My childhood home had a church size altar in an upper floor salon see above image and is s till there, where my Great Grand Mother would open our property gates and receive the town in Catholic mass when she would sponsor feast of saints and catholic processions. Our culture was colonial Spain, and we are traditionally Catholic with a strong Jesuit influence. Although the family was religious, not everyone was spiritual. The spiritual in my family had a deep love and honor for divinity. For the sake of this healing, I will not go into the details of my awakening to those many family members led by Maria and Sandra unsanctioned leaders as Satanist in this section. Rather, I would like to mention reconciling Divinity with the most unspeakable Evil application and assault upon my younger middle sister and her son, who was born with cerebral palsy and epilepsy. Later, I discovered the assault that had happened to our youngest sister. Both of whom I loved and adored. By the time I saw my sister and her son in distress all the players were in place, and I couldn’t get my sister and her son away from the gang of family members involved in staging this assault. I called the authorities for welfare checks over and over and over for a year and a half; they were involved. Eventually, they committed manslaughter on my sister’s son.
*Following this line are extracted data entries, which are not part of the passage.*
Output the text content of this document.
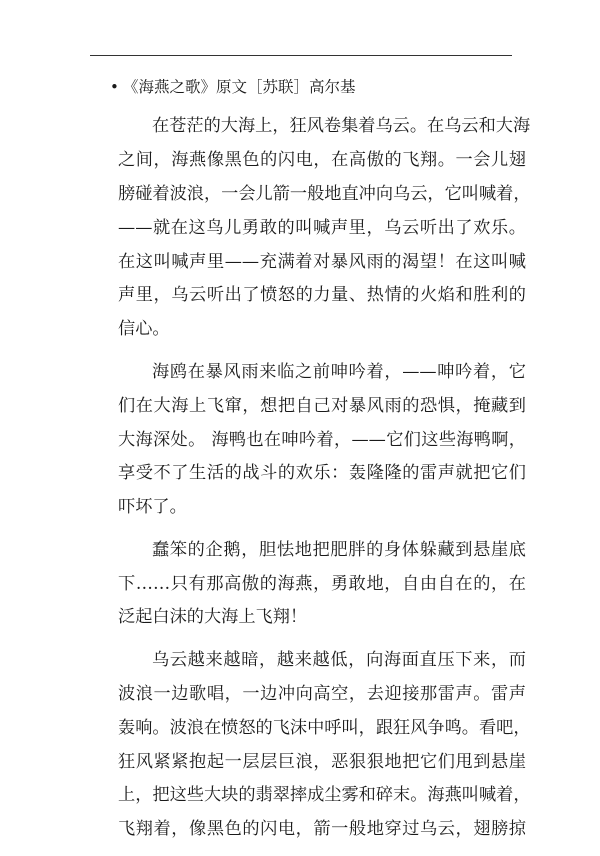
• 《海燕之歌》原文［苏联］高尔基
在苍茫的大海上，狂风卷集着乌云。在乌云和大海
之间，海燕像黑色的闪电，在高傲的飞翔。一会儿翅
膀碰着波浪，一会儿箭一般地直冲向乌云，它叫喊着，
——就在这鸟儿勇敢的叫喊声里，乌云听出了欢乐。
在这叫喊声里——充满着对暴风雨的渴望！在这叫喊
声里，乌云听出了愤怒的力量、热情的火焰和胜利的
信心。
海鸥在暴风雨来临之前呻吟着，——呻吟着，它
们在大海上飞窜，想把自己对暴风雨的恐惧，掩藏到
大海深处。 海鸭也在呻吟着，——它们这些海鸭啊，
享受不了生活的战斗的欢乐：轰隆隆的雷声就把它们
吓坏了。
蠢笨的企鹅，胆怯地把肥胖的身体躲藏到悬崖底
下……只有那高傲的海燕，勇敢地，自由自在的，在
泛起白沫的大海上飞翔！
乌云越来越暗，越来越低，向海面直压下来，而
波浪一边歌唱，一边冲向高空，去迎接那雷声。雷声
轰响。波浪在愤怒的飞沫中呼叫，跟狂风争鸣。看吧，
狂风紧紧抱起一层层巨浪，恶狠狠地把它们甩到悬崖
上，把这些大块的翡翠摔成尘雾和碎末。海燕叫喊着，
飞翔着，像黑色的闪电，箭一般地穿过乌云，翅膀掠
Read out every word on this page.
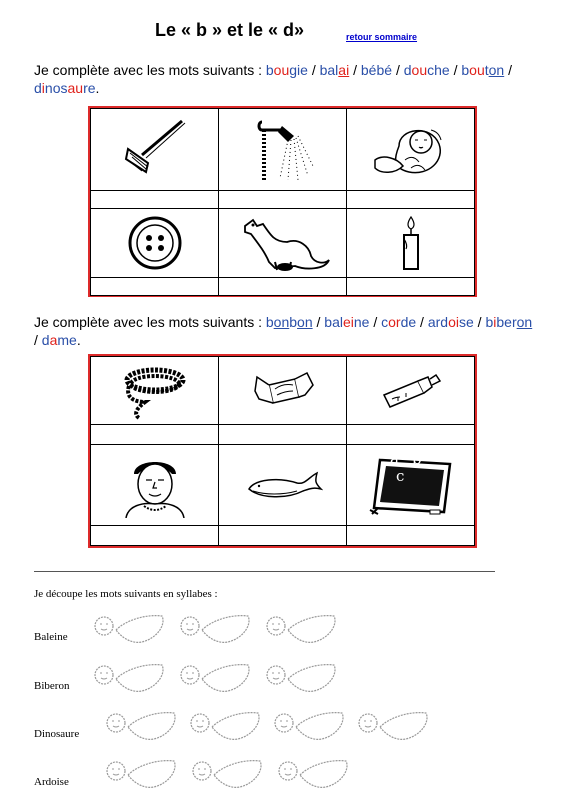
Le « b » et le « d»	retour sommaire
Je complète avec les mots suivants : bougie / balai / bébé / douche / bouton / dinosaure.

Je complète avec les mots suivants : bonbon / baleine / corde / ardoise / biberon / dame.

a b
c
Je découpe les mots suivants en syllabes :
Baleine
Biberon
Dinosaure
Ardoise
During these months that turned into years, I was told of ritual abuse, of sacrifice, of bloodletting, of harvesting the Feminine, of punishment, of the disposition of cruelty, hate, rage, backstabbing as a ceremony or means of stealing life force, swiping, substituting, sexual depravity, child molestation and on and on. I already had a spiritual program, I had already had a healing practice and I going through every skill I practiced as a spiritual person, to deal with my own terror and distress for my sister being assaulted and not being able to get her out from my cousin Maria and my late father’s partner Sandra who turned out to be his handler. It made sense to me to label them Satanist. However, I was wrong. I was told the whole lot of them were practicing devil worship, and that Mother and Father and my siblings were beholden to them. However, it was my parents and my siblings that were being assaulted. There was something wrong with this picture. This told me the definition of Devil worship and Satanism has been redefined by toxic parasitical sub human practice. of the patriarchy. Today's toxic ceremony backwards harvesting of the Feminine in both male and female bodies is not what I have found by the origins of ancient Earth as Satanism. My Mother and her children are pure Love and we know the Divine and Darkness. t is unconditional love to allow both in union andbalance.
I never feared my cousins, aunts and uncles or my father’s partner as evil cruel people. It was well hidden from me, and I was kept out of the loop. My healing showed me how terrified these people were. That Evil is when one is in a constant state of terror and pain and that the only relief was to force it on others. That Evil is a lost child of divinity and hasn’t or refuses to head home. TBC
THE HEALING:
The Eye of Ra or Eye of Re is a Being in ancient Egypt that functions as the feminine counterpart to the Sun god Ra and a violent force that subdues Her enemies. The Eye is Ra's power, equated with the disk of the Sun, however, She also behaves as an independent entity, which can be personified by a wide variety of Egyptian goddesses, including Hathor, Sekhmet, Bastet, Wadjet, and Mut. The Eye Goddess acts as Mother, sibling, consort, and Daughter as the Sun god. She is his partner in the creative cycle in which he begets the renewed form of Herself that is born at dawn. The Eye's violent aspect defends Ra against the agents of disorder that threaten their rule. This dangerous aspect of the Eye Goddess is often represented by a lioness or by the uraeus, or cobra, a symbol of protection and royal authority.